Теперь Ж.-M. Дюбуа скорее склонялся к мысли, что с бошами вполне можно ладить. Неужели не лучше договориться с ними, не держа камня за пазухой, чем вечно бить друг друга по мордасам? Если хорошенько вдуматься, то к чему это ведет? Те, с которыми он встречался, клятвенно заверяли, что не хотят Франции зла. И к тому же на них можно славно заработать. Ведь этакие индустриальные глыбины! Тут тебе и оптика, и химия, и все прочие их последние открытия…
— Ну и сволочь же ты после этого! Вот выиграют они войну, и увидишь тогда, какое это дерьмо — твои разлюбезные боши!
Это изрек Пюпар, агент по сбыту бакалейных товаров, так и оставшийся затурканным бедняком, с которым Ж.-М. Дюбуа еще во время своих шныряний по Парижу нет-нет да и пропускал стаканчик-другой. А сегодня встретил на улице, подхватил в свою машину и повез обедать в ресторан, расположенный между бульваром Сен-Жермен и набережными и снабжавшийся с черного рынка, — нечто сногсшибательное, по шестьсот монет с носу за один обед. Когда же обед был съеден и коньяк выпит, Пюпар уже не считал нужным скрывать свой образ мыслей. Иссох он до неузнаваемости, щеголял в потрепанном пиджаке, в разлезшейся, не первой свежести рубашке, и поэтому кичливое благополучие Ж.-М. Дюбуа казалось ему особенно противным. Да и присутствие Мими его раздражало. Бедра у нее были роскошные, груди вызывающе торчали, на руке — массивный золотой браслет, а на мизинце — кольцо с брильянтом. Как и всегда к концу обеда, она слегка захмелела, вела себя вызывающе, жалась к своему кавалеру, всем своим видом говоря: «Ну и позабавимся же мы!» Словно и Францию-то разгромили для того, чтоб вознести в заоблачные выси таких вот шлюх, как эта Мими. Выходит, достаточно иметь жирную задницу, и будешь каждый день набивать себе брюхо. Надо сказать, что Пюпар страдал желудком. Да и зарабатывал недостаточно, чтобы выпивать то количество алкоголя, которое поддерживало его в былые времена.
— Не знаешь, а говоришь, — поморщился Ж.-М. Дюбуа. — Ну что ты знаешь о бошах?
— И знать их не желаю! И на них быть похожим не хочу! Тот, кто с ними шьется, ох, и далеко же может уехать! Ты что, про их концлагеря не слыхал?
— Преувеличивают, — отозвался Ж.-М. Дюбуа. — Все это английская пропаганда.

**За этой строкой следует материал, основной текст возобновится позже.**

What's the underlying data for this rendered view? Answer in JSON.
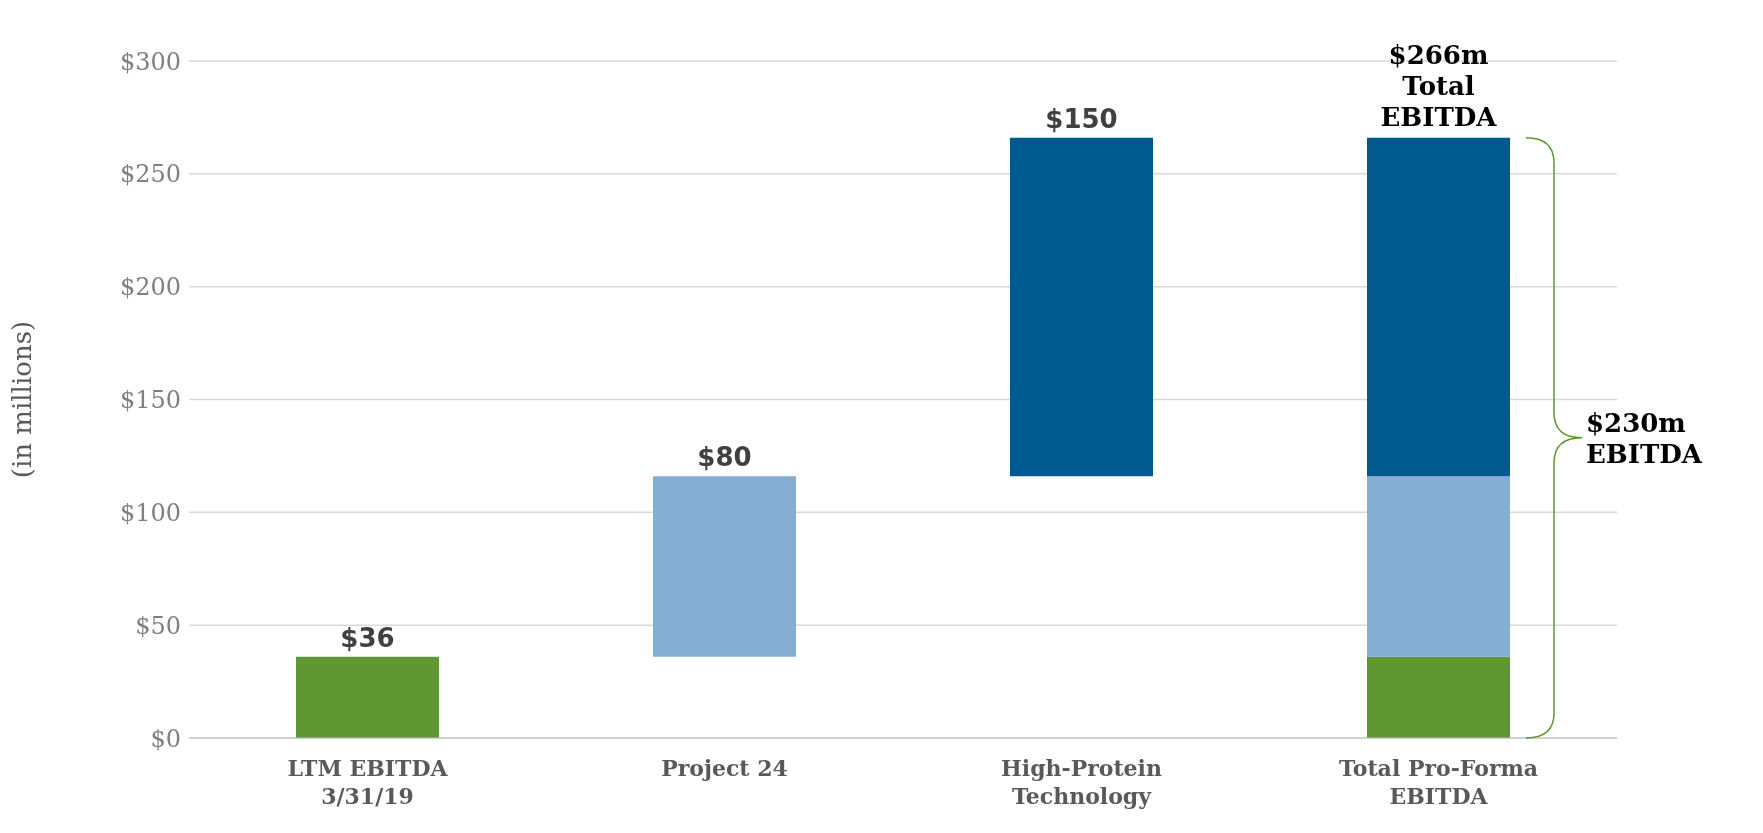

— Правильно, старик! А немецкая пропаганда тебе слаще меда. Ох, совсем забыл, тебе же за это платят!
— Ни за что мне не платят. И при бошах я не побоюсь высказать свои мысли. Но против них я лично ничего не имею. При ближайшем рассмотрении — такие же люди, как и все. Мими тебе подтвердит, она их хорошо изучила.
— Сама корректность, — подтвердила Мими. — Любезные, и все такое прочее. Полковники, генералы… А какие манеры, какие разговоры! Уж поверьте мне, редкие умницы.
— А главное, платят, даже не торгуясь.
— Нашими денежками платят, — подхихикнул Пюпар.
— Но деньги-то у нас здесь остаются.
— Деньги-то остаются, а товары тю-тю, уплывают! Тебе, конечно, плевать! Ты Францию продаешь, потому и жиреешь.
— Не серди меня, Пюпар, — проговорил Ж.-М. Дюбуа. — Поговорили — и будет. Хорошо, пусть я работаю с бошами, но я как был, так и остался честным французом. И сидел в тюрьме за сопротивление. Спроси хоть Мими.
— Допустим, так оно и было, значит, снова тебе сидеть. Только на сей раз уже не за патриотизм.